J’espérais que cet homme ne me mettrait pas à l’épreuve par un duel quelconque car il aurait tôt fait de découvrir que la seule arme que je détenais était ma détermination , c’est-à-dire rien qui ne pouvait arrêter le tranchant d’une épée . Je subissais un examen silencieux et , à la façon de pencher sa tête dans une mimique d’hésitation , je sus que j’avais triomphé même de cette épreuve .

- Soit je vous laisse passer mais je prierai pour que les dieux vous soient propices .

- Je suis du genre à ne compter que sur moi-même .

Ce soldat me fit un signe d’adieu en regardant cette aventurière s’enfoncer dans cette direction que prenait tellement de guerrier . Pourtant , ces paroles m’avait fait réfléchir car elles n’étaient pas dénuées de sens . Mais cette sensation d’inquiétude me quitta très vite en repensant à ce soldat . Tellement de sollicitude de la part d’un étranger me touchait tout de même . C’était si rare et cela redonnait du baume aux coeurs trop lourds .

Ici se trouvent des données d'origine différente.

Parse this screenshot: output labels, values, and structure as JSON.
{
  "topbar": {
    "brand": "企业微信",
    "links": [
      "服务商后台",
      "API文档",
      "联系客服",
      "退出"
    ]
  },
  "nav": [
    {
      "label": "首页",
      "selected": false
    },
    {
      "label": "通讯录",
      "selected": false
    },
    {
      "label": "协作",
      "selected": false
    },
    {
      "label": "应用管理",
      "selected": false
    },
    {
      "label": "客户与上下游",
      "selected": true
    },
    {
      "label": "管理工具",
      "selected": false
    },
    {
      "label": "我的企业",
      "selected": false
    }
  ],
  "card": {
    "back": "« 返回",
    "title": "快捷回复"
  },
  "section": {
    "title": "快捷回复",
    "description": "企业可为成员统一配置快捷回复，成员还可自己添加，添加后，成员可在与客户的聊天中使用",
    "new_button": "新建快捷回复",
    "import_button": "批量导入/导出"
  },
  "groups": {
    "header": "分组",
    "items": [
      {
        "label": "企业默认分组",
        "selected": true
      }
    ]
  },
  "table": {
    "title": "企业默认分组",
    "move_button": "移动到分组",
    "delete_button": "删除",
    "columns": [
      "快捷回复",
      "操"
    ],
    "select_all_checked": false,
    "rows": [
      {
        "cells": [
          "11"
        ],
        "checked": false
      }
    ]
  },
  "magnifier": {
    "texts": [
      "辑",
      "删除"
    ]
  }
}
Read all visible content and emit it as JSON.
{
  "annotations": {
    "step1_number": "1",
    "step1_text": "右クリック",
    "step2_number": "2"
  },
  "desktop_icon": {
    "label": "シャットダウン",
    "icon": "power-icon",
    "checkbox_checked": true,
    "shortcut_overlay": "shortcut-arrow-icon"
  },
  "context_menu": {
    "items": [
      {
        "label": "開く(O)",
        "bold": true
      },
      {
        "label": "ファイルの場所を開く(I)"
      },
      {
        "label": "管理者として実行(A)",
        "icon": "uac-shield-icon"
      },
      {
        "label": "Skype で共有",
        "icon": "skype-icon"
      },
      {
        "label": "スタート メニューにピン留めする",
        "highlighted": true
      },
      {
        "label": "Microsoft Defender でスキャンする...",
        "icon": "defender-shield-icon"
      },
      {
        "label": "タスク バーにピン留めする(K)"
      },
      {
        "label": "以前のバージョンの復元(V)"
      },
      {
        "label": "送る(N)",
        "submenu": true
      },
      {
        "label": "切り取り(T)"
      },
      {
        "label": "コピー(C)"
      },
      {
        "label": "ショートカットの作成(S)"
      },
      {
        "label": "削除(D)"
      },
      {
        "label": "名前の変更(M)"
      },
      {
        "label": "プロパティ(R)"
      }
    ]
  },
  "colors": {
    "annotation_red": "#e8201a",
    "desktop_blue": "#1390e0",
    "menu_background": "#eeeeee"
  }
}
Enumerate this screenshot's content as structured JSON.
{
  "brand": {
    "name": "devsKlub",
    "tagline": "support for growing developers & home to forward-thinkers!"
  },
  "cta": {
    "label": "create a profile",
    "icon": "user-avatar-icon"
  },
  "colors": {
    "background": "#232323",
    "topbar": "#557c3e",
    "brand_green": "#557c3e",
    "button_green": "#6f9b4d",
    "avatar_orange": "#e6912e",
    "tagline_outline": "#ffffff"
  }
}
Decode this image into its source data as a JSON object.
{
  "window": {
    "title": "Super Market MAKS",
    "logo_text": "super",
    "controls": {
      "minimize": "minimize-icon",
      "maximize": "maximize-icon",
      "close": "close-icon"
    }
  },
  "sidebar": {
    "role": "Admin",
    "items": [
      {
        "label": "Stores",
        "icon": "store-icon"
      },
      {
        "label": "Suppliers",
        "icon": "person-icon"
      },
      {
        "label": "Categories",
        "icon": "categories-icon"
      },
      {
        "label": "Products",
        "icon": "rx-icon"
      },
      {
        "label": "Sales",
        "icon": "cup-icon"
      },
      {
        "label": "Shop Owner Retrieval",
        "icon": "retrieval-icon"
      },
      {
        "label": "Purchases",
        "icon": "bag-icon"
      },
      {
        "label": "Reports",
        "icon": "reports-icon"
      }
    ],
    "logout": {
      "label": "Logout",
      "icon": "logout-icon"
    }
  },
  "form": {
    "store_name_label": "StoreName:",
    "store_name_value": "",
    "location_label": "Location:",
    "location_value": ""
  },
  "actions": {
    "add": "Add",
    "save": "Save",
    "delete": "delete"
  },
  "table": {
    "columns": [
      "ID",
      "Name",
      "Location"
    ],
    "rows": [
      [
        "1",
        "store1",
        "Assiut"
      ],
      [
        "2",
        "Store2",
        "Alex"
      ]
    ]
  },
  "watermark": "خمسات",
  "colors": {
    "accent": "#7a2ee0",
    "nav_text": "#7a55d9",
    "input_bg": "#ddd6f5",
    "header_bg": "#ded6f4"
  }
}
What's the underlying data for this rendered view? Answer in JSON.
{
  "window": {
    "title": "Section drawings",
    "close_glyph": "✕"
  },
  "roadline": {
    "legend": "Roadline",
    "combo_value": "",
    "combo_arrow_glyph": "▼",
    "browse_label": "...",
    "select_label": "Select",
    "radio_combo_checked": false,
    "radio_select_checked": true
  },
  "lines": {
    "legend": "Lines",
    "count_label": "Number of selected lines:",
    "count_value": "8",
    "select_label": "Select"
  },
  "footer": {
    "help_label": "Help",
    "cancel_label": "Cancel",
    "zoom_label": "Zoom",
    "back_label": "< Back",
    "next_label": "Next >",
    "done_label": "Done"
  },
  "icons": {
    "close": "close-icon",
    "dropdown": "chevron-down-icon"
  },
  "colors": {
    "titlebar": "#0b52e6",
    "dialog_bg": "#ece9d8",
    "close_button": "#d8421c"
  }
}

J’étais enfin au royaume d’Enis , la souffleuse de querelle . L’excitation de la découverte me faisait avancer d’un pas léger sur les routes de pierre . C’était la première fois que je marchais sur des routes pavés en cristal et cela me poussait à presser encore plus le pas . Je fus très surprise en constatant que la route traversait une épaisse fôrét à quelques kilomètres de la frontière . C’était comme si on avait changé de végétation avec le pays . Elle avait un côté désordonnée plus sauvage mais à la fois plus accueuillante avec l’ombre des grands arbres qui donnaient une certaine fraîcheur . Ici , la terre ne subissait pas la bénédiction ordonnée de Terra et on pouvait trouver une fleur sauvage coincée entre deux pavés de cristal de la route comme pour montrer qu’elle reprenait ses droits . J’avais même entendu dire qu’au milieu du royaume s’élevait de gigantesques massifs de montagnes défiant le ciel et les minuscules vallons de Terra .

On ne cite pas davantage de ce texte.